# Negative pregnancy test after faint positive?



## sheilarae07

I took a pregnancy test on Sunday morning and got a thin but visible pink line within 1-2 minutes. However I took another one on Tuesday morning and it was negative. I was using some cheap wondfo ICs. I didn't notice until a few minutes ago that they were from two different lot numbers. Could that mean they are of different sensitivities?


----------



## julybabe84

I had this with a clear blue a few days ago then FRER was negative. I think AF is going to arrive any time today temps plummeted and I just feel her coming.

If you go into pregnancy test forum on BnB there are a few differrent threads with the same thing.

Hope you get your BFP x


----------



## Amy

i think i read somewhere that if the line is thin then it means the test has not worked. Hope you get your bfp soon


----------



## Confusingtest

Hi I'm new to this yesterday I took two clearblue +/- tests and both within seconds had a very thin and faint vertical line making a positive checked today and there still there very strong! But this morning first morning pee did a cheap one and two more clearblue and all negative? ... I'm not due on for another 3 days what do you guys think been trying for a year and never seen this before


----------



## julybabe84

Most people on here suggest using the pink dye tests as they're more reliable. Unfortunately for me I'm back to square 1 at least now I know how long my LP is and that I do actually ovulate.

BEst of luck to you all x


----------



## wishingj

I'd say there could be 2 things happening here. First, maybe that first positive was just from a really good concentrated batch of urine and you just need to muster up another good batch which might come in another day or two when your HCG levels are higher. 

OR...

I don't want to be negative about things but lying doesn't do anyone any good. If you read the results within the test time and you see a line, there is a better than good chance you had some HCG in your system. If you start getting negative tests after that, there's a chance you had a chemical pregnancy or a very early miscarriage. You might have conceived but implantation didn't take. Look into it online to see if you think that's what might have happened.

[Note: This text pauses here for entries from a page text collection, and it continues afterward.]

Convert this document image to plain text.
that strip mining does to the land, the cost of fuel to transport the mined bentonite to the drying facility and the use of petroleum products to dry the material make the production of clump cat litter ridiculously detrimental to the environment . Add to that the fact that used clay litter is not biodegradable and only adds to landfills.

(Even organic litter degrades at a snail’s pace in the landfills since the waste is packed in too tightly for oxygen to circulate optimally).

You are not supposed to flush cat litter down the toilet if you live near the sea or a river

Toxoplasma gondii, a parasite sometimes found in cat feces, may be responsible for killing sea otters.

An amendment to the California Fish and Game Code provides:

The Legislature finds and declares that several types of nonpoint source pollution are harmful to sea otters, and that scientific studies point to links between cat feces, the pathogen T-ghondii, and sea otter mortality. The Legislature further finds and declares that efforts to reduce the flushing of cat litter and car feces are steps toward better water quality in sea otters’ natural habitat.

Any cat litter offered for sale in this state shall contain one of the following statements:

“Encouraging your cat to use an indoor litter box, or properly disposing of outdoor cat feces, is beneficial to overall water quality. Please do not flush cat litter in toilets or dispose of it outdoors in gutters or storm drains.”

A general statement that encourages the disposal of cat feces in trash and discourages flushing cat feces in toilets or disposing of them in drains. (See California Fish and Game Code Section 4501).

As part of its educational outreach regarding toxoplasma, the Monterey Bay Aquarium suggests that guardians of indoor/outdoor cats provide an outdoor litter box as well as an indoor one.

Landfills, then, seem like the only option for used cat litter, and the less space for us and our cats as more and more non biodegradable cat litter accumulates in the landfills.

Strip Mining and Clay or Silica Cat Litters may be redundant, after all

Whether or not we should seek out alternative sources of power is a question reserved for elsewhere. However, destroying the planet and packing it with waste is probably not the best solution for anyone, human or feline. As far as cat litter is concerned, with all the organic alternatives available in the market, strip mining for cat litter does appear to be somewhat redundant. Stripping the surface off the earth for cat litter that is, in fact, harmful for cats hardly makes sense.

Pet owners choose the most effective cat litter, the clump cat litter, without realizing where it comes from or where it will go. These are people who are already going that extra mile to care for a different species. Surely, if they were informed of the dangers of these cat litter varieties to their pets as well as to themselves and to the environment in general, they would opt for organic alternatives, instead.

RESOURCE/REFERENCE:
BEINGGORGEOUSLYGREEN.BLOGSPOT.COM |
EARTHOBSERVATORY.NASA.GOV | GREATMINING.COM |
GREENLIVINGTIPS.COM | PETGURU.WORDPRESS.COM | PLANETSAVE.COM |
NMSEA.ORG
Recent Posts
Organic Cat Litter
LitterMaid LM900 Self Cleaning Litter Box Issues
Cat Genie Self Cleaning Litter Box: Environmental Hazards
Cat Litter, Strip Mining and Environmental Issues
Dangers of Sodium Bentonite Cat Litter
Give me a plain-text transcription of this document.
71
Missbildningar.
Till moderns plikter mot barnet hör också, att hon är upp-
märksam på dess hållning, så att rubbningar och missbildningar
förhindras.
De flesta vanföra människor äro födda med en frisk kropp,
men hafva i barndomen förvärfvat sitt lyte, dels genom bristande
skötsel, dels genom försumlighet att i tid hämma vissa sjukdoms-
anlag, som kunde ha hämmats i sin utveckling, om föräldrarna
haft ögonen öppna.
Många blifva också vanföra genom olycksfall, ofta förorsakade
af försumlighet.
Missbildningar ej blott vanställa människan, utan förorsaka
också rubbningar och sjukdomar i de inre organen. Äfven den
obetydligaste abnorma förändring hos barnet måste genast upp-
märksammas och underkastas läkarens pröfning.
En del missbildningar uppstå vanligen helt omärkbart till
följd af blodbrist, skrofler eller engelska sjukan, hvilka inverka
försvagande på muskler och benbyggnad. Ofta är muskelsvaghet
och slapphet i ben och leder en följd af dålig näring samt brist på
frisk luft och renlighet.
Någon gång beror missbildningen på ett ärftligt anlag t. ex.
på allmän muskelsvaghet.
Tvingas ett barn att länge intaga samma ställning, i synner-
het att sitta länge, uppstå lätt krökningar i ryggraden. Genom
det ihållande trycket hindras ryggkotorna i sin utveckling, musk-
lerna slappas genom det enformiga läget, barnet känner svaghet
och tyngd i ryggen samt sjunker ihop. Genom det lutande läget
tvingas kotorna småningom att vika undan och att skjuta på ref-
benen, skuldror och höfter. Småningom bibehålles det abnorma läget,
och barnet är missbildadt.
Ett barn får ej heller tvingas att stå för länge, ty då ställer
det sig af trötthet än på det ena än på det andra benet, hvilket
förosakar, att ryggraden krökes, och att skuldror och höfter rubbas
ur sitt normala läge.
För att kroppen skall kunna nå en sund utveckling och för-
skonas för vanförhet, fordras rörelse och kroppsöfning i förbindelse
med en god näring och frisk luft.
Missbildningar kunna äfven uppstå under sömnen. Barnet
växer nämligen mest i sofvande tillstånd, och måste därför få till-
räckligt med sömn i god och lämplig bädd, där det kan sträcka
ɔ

To look on the bright side of such a disappointment, you ARE ovulating and the sperm did find the egg. I've had a few of these complete with full pregnancy symptoms that ramp up then subside and AF shows up. It's sad but at the same time, the blastocyst never had a heart beat or anything and it usually means there was something wrong with it. Without early testing people don't even necessarily know when this happens as your AF may still show up right on time or even a day or two late and it'll go as usual. More good news is you might be more fertile next month.

Good luck!


----------



## tps001

Hello Ladies,

I took a test yesterday at 11dpo (i think) and tested a very faint positive. I have a pic up on another thread I posted. Then I took one this morning with first morning urine with the same brand of test and got a BFN. This is driving me insane. I really hope we get our BFPs soon ladies.


----------



## TandJ

do u have any pics :hugs:


----------



## Confusingtest

Thank you for your reply I think will wait and see if I come
on now and see where to go from there.. 

Good luck to you all xx


----------



## sheilarae07

I made a mistake on the first post. I retested on Monday, not Tuesday. And about the concentrated urine- I just can't seem to go more than 2-3 hours without peeing. I used to go the whole night without getting up but not this week. Also my boobs are SUPER sore. I didn't take a picture.. :( We were leaving to go to my father in law's funeral and were in a hurry. My husband even saw the line though and he is completely blind when it comes to pregnancy tests. Cause he asked "Should it be that light?", which means he did see it. UGH! I will probably test in the next couple days. I am semi-unsure of when I ovulated- either way it is still early.


----------



## Confusingtest

Please let me know how you get on I am
hoping the best for you..
I'm the same sore nipples though and can't stop peeing lol..
Positive thoughts and my other half is the same
I just want that thick strong plus


----------



## lizbeth101

Confusingtest said:


> Hi I'm new to this yesterday I took two clearblue +/- tests and both within seconds had a very thin and faint vertical line making a positive checked today and there still there very strong! But this morning first morning pee did a cheap one and two more clearblue and all negative? ... I'm not due on for another 3 days what do you guys think been trying for a year and never seen this before



I took a test at 7dpo and it was positive second line faint..then today around noon i took another test and it was negative????im so confused my boobs hurt and my nippes feel raw.. Could it be that i took my test to late since youre suppose to take pregnancy test early in the morning...???help?? Im hoping iam pregnant kepping my fingers crossed my husband and I have never had problems conceving usually first try is all it take i have a 4 year old and 7 year old.


----------



## acoriana85

hi i did a preg test two days ago in the am and it came out faint posivite ,and then i took another one later on the same day just to make sure and it came out negative ,and the next day i did another one and came negative again ,today i did another one on the am ,and it came negative again ,,dont know what to do ,but im pretty much feeling preg ,,,the last time i had my period was on aug 29 2012 ,and today is sep26 2012 ,i dont know what to think 1 FAINT POSITIVE AND 4 NEGATIVES ,WHY ?


----------